By using the -animate_stats flag, you can see execution times for operations that are executed either using the -execute or -animate commands. In verbose mode (-v flag) you also see the memory consumption.
$ probcli Debug.mch -execute_all -animate_stats % unused_constants(2,[a,c]) % Runtime for SOLUTION for SETUP_CONSTANTS: 79 ms (walltime: 80 ms) 1 : SETUP_CONSTANTS 91 ms walltime (89 ms runtime), since start: 1107 ms 2 : INITIALISATION 5 ms walltime (4 ms runtime), since start: 1112 ms 3 : Sqr 10 ms walltime (10 ms runtime), since start: 1123 ms 4 : Sqr 0 ms walltime (0 ms runtime), since start: 1123 ms 5 : Sqr 1 ms walltime (0 ms runtime), since start: 1124 ms 6 : Sqr 0 ms walltime (0 ms runtime), since start: 1124 ms 7 : Finished 3 ms walltime (4 ms runtime), since start: 1127 ms Infinite loop reached after 8 steps (looping on Finished). % Runtime for -execute: 116 ms (with gc: 116 ms, walltime: 119 ms); time since start: 1132 ms
You can obtain some profiling information using the -prob_profile command. This command unfortunately requires that ProB was compiled using special flags (-Dprob_profile=true and -Dprob_src_profile=true).

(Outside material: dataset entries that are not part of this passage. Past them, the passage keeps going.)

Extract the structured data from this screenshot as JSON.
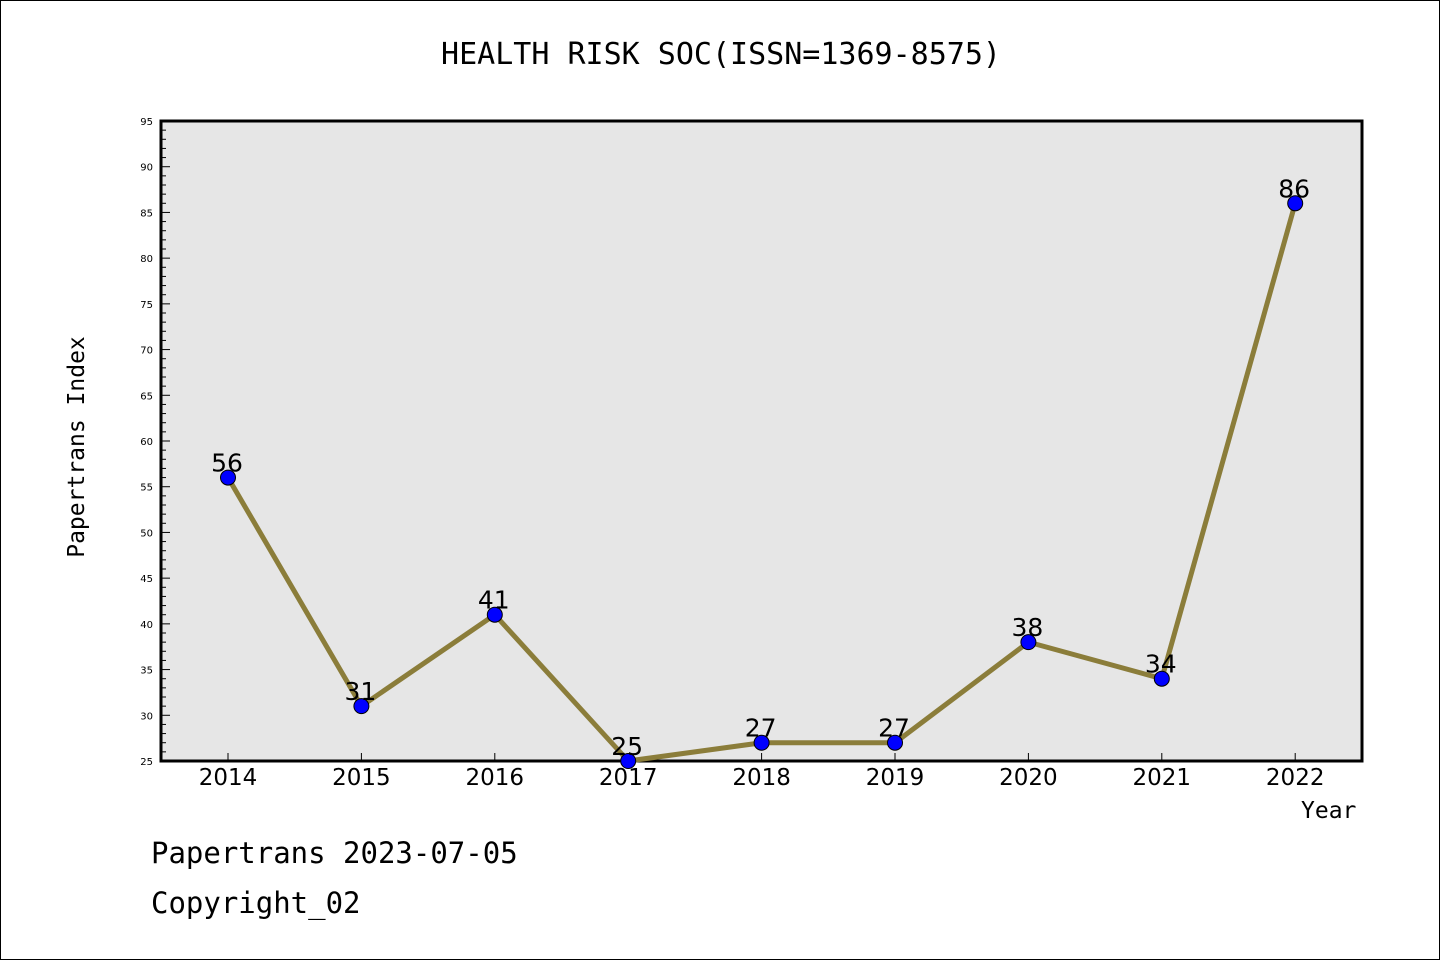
{
  "chart_data": {
    "type": "line",
    "title": "HEALTH RISK SOC(ISSN=1369-8575)",
    "xlabel": "Year",
    "ylabel": "Papertrans Index",
    "categories": [
      "2014",
      "2015",
      "2016",
      "2017",
      "2018",
      "2019",
      "2020",
      "2021",
      "2022"
    ],
    "values": [
      56,
      31,
      41,
      25,
      27,
      27,
      38,
      34,
      86
    ],
    "data_labels": [
      "56",
      "31",
      "41",
      "25",
      "27",
      "27",
      "38",
      "34",
      "86"
    ],
    "ylim": [
      25,
      95
    ],
    "yticks": [
      "25",
      "30",
      "35",
      "40",
      "45",
      "50",
      "55",
      "60",
      "65",
      "70",
      "75",
      "80",
      "85",
      "90",
      "95"
    ],
    "grid": false,
    "colors": {
      "line": "#8b7d3a",
      "marker": "#0000ff",
      "plot_background": "#e6e6e6"
    }
  },
  "footer": {
    "line1": "Papertrans 2023-07-05",
    "line2": "Copyright_02"
  }
}
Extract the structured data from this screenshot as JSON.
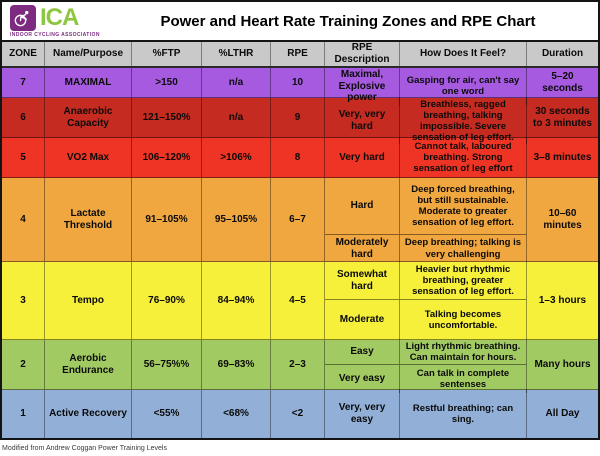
{
  "logo": {
    "abbr": "ICA",
    "subtext": "INDOOR CYCLING ASSOCIATION"
  },
  "title": "Power and Heart Rate Training Zones and RPE Chart",
  "footer_note": "Modified from Andrew Coggan Power Training Levels",
  "colors": {
    "logo_purple": "#7c2b80",
    "logo_green": "#8dc63f",
    "header_bg": "#c9c9c9",
    "zone7": "#a65ae0",
    "zone6": "#c52b20",
    "zone5": "#ee3424",
    "zone4": "#f0a73f",
    "zone3": "#f6f03b",
    "zone2": "#a2ca62",
    "zone1": "#92b0d7"
  },
  "chart_data": {
    "type": "table",
    "title": "Power and Heart Rate Training Zones and RPE Chart",
    "columns": [
      "ZONE",
      "Name/Purpose",
      "%FTP",
      "%LTHR",
      "RPE",
      "RPE Description",
      "How Does It Feel?",
      "Duration"
    ],
    "zones": [
      {
        "zone": "7",
        "name": "MAXIMAL",
        "ftp": ">150",
        "lthr": "n/a",
        "rpe": "10",
        "color": "#a65ae0",
        "rpe_rows": [
          {
            "description": "Maximal, Explosive power",
            "feel": "Gasping for air, can't say one word"
          }
        ],
        "duration": "5–20 seconds"
      },
      {
        "zone": "6",
        "name": "Anaerobic Capacity",
        "ftp": "121–150%",
        "lthr": "n/a",
        "rpe": "9",
        "color": "#c52b20",
        "rpe_rows": [
          {
            "description": "Very, very hard",
            "feel": "Breathless, ragged breathing, talking impossible. Severe sensation of leg effort."
          }
        ],
        "duration": "30 seconds to 3 minutes"
      },
      {
        "zone": "5",
        "name": "VO2 Max",
        "ftp": "106–120%",
        "lthr": ">106%",
        "rpe": "8",
        "color": "#ee3424",
        "rpe_rows": [
          {
            "description": "Very hard",
            "feel": "Cannot talk, laboured breathing. Strong sensation of leg effort"
          }
        ],
        "duration": "3–8 minutes"
      },
      {
        "zone": "4",
        "name": "Lactate Threshold",
        "ftp": "91–105%",
        "lthr": "95–105%",
        "rpe": "6–7",
        "color": "#f0a73f",
        "rpe_rows": [
          {
            "description": "Hard",
            "feel": "Deep forced breathing, but still sustainable. Moderate to greater sensation of leg effort."
          },
          {
            "description": "Moderately hard",
            "feel": "Deep breathing; talking is very challenging"
          }
        ],
        "duration": "10–60 minutes"
      },
      {
        "zone": "3",
        "name": "Tempo",
        "ftp": "76–90%",
        "lthr": "84–94%",
        "rpe": "4–5",
        "color": "#f6f03b",
        "rpe_rows": [
          {
            "description": "Somewhat hard",
            "feel": "Heavier but rhythmic breathing, greater sensation of leg effort."
          },
          {
            "description": "Moderate",
            "feel": "Talking becomes uncomfortable."
          }
        ],
        "duration": "1–3 hours"
      },
      {
        "zone": "2",
        "name": "Aerobic Endurance",
        "ftp": "56–75%%",
        "lthr": "69–83%",
        "rpe": "2–3",
        "color": "#a2ca62",
        "rpe_rows": [
          {
            "description": "Easy",
            "feel": "Light rhythmic breathing. Can maintain for hours."
          },
          {
            "description": "Very easy",
            "feel": "Can talk in complete sentenses"
          }
        ],
        "duration": "Many hours"
      },
      {
        "zone": "1",
        "name": "Active Recovery",
        "ftp": "<55%",
        "lthr": "<68%",
        "rpe": "<2",
        "color": "#92b0d7",
        "rpe_rows": [
          {
            "description": "Very, very easy",
            "feel": "Restful breathing; can sing."
          }
        ],
        "duration": "All Day"
      }
    ]
  }
}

As of version 1.13.1-nightly September 2024, the profiling can be enabled by setting the preference PROFILING_INFO to TRUE (simply add -p PROFILING_INFO TRUE to the invocation below):
$ probcli ../prob_examples/public_examples/B/Tutorial/Debug.mch -execute_all -prob_profile ... -------------------------- ProB profile info after 5685 ms walltime (5248 ms runtime) ----Source Location Profiler Information---- ----Tracks number of times B statements (aka substitutions) are hit 1 hits at 9:15 -- 9:19 in /Users/leuschel/git_root/prob_examples/public_examples/B/Tutorial/Debug.mch 1 hits at 12:37 -- 12:41 in /Users/leuschel/git_root/prob_examples/public_examples/B/Tutorial/Debug.mch 4 hits at 11:29 -- 11:38 in /Users/leuschel/git_root/prob_examples/public_examples/B/Tutorial/Debug.mch ---- ---- ProB Runtime Profiler ---- ---- Tracks time spent in B operations and invariant evaluation $setup_constants : 78 ms (80 ms walltime & 80 ms max. walltime; #calls 1) Sqr : 9 ms (9 ms walltime & 9 ms max. walltime; #calls 1) $initialise_machine : 5 ms (5 ms walltime & 5 ms max. walltime; #calls 1) Finished : 3 ms (4 ms walltime & 4 ms max. walltime; #calls 1) Total Walltime: 98 ms for #calls 4
Note, if you memoize functions you can also inspect time spent in evaluating function calls. E.g., if you set the preference MEMOIZE_FUNCTIONS to true then all abstract constants will be memoised and you can inspect number of calls and time. See Memoization_for_Functions.